El mito del «cripto a prueba de crisis»
Se repite que las criptomonedas son inmunes a las recesiones o un refugio frente a la economía tradicional. La evidencia hasta ahora dice lo contrario: el cripto se ha comportado como un activo de riesgo («risk-on»), que cae cuando los inversores buscan seguridad.
Correlación con la bolsa tecnológica
En los episodios recientes de estrés, Bitcoin ha tendido a moverse en la misma dirección que las acciones tecnológicas, no en sentido contrario. Es decir, no ha funcionado como el oro (refugio clásico). La idea de «oro digital» es una tesis a largo plazo, no algo confirmado (lo comparamos en Bitcoin vs oro).
Cómo gestionar el riesgo en una crisis
- Mantén liquidez: un fondo de emergencia en euros antes de invertir.
- No te sobreexpongas: el cripto debería ser una parte pequeña y asumible de tu patrimonio.
- Diversifica y evita el apalancamiento (cómo diversificar).
- Piensa a largo plazo: reaccionar con pánico suele salir caro.
Por qué el cripto se comporta como un activo de riesgo
No es casualidad ni mala suerte, tiene una explicación mecánica.

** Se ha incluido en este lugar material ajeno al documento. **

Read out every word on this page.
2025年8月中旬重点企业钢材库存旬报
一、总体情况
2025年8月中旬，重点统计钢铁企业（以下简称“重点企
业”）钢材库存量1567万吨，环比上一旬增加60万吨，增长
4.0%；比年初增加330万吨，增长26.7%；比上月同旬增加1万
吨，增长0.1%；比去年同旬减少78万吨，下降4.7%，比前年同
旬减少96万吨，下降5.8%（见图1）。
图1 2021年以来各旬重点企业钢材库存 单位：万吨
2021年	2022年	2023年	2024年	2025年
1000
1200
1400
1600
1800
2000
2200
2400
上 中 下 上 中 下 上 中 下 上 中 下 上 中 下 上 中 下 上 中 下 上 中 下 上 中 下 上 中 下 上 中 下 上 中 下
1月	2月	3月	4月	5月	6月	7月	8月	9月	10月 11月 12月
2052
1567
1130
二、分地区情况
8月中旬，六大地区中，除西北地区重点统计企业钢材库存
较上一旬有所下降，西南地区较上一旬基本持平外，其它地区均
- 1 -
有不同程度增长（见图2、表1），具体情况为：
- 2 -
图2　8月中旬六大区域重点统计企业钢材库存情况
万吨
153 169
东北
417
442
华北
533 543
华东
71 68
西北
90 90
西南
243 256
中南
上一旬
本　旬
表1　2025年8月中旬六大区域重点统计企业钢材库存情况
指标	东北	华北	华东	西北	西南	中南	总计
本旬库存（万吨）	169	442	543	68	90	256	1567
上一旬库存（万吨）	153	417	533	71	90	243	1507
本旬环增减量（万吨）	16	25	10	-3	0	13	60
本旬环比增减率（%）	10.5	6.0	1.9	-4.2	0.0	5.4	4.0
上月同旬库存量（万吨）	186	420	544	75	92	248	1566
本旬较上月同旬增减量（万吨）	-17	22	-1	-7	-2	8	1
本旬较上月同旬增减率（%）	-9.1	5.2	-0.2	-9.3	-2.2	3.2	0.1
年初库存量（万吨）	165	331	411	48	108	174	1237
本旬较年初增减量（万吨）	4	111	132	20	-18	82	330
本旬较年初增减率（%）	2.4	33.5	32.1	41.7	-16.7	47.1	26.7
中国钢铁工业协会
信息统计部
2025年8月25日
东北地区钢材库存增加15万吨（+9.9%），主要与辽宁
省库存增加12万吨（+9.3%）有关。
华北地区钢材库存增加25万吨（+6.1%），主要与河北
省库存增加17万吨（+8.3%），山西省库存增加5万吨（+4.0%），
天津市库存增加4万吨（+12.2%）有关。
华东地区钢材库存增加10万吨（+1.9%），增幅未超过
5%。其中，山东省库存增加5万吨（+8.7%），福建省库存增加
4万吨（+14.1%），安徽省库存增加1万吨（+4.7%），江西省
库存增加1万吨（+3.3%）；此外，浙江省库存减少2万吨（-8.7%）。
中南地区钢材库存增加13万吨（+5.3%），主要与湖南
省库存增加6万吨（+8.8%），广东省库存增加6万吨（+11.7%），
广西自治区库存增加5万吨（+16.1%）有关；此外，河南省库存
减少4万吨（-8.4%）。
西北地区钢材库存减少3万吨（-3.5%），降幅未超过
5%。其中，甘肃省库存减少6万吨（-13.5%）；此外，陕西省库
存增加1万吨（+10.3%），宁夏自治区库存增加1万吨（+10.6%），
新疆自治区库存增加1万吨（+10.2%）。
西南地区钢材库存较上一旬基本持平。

Cuando la economía se enfría y los tipos de interés suben, ocurren dos cosas a la vez: el dinero prestado se encarece y una deuda pública segura empieza a pagar un interés atractivo. En ese entorno, los activos que no generan flujo de caja y cuya valoración depende de expectativas futuras son los primeros de los que la gente se deshace.
Las criptomonedas están en el extremo de esa categoría: no reparten beneficios, su valor depende íntegramente de lo que otros estén dispuestos a pagar, y son el activo del que es más fácil salir cuando hace falta liquidez. Por eso, en las caídas, suele caer antes y más fuerte que la bolsa.
Y hay un factor que amplifica el movimiento y es propio del sector: el apalancamiento. Cuando el precio baja, las posiciones prestadas se liquidan automáticamente, esas liquidaciones venden en el mercado, y esas ventas empujan el precio más abajo, provocando más liquidaciones. Es el efecto en cascada que explica las caídas verticales de horas: lo detallamos en cómo funcionan los préstamos con colateral.
Qué sí puedes controlar
No puedes controlar si hay recesión ni cuánto cae el mercado. Sí puedes controlar tu exposición y tu capacidad de aguantar, que es lo único que decide si una caída es un mal rato o un problema serio.
- Fondo de emergencia fuera del cripto. Es lo que evita tener que vender en el peor momento porque se rompió la lavadora. Si vas a necesitar el dinero en menos de un par de años, no debería estar aquí.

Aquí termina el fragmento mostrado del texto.